During the Vietnam War, Gen. William Westmoreland appeared on a TV talk show. The host asked him what he thought about all the anti-war protests, which were happening mainly on college campuses. Westmoreland said that throughout history people have laid down their lives so Americans can exercise their right to disagree.
But Washington Post columnist Marc Thiessen asserts that if you protest during the national anthem, you don’t respect your country and are dishonoring it. (“Kneeling during anthem is protesting America,” June 17 LNP | LancasterOnline).
I love my country, but as long Donald Trump is president, I won't fly the Stars and Stripes.
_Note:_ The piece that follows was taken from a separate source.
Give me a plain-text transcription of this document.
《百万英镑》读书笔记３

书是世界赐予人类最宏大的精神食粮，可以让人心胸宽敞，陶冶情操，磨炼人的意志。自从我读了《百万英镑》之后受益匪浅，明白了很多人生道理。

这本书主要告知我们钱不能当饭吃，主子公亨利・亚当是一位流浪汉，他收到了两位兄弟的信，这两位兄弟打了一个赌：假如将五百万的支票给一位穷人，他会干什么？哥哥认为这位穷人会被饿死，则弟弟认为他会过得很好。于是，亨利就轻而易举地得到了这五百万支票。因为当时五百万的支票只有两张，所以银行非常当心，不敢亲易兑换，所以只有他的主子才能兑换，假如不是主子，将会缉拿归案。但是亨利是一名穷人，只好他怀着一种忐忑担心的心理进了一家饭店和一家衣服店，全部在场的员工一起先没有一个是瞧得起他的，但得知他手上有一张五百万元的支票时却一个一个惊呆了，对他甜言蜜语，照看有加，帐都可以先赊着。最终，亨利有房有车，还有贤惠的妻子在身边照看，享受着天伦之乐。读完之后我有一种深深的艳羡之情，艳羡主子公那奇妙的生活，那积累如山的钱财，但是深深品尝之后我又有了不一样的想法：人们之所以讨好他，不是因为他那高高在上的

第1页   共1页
I won’t stand during the playing of the national anthem. That is my right, and my fellow countrymen, starting in 1775, fought and died so I could enjoy that right. That’s what freedom is about.
“My country, right or wrong” is not patriotism; it’s nationalism. Nationalism is what brought the Nazis to power in 1933, and, in my view, it is happening again here. Our country has done many terrible things. We killed many of the Indigenous people. We forcibly brought people from Africa and treated them as nonhumans. Women didn’t have the right to vote until 1920. And when Thiessen mentioned fighting in World War II, he failed to say that many Black men who fought for the U.S. suffered racial prejudice upon their return.
I love my country, but I hate the racism it allows. Colin Kaepernick gave up his career for what he believes; he is an American hero.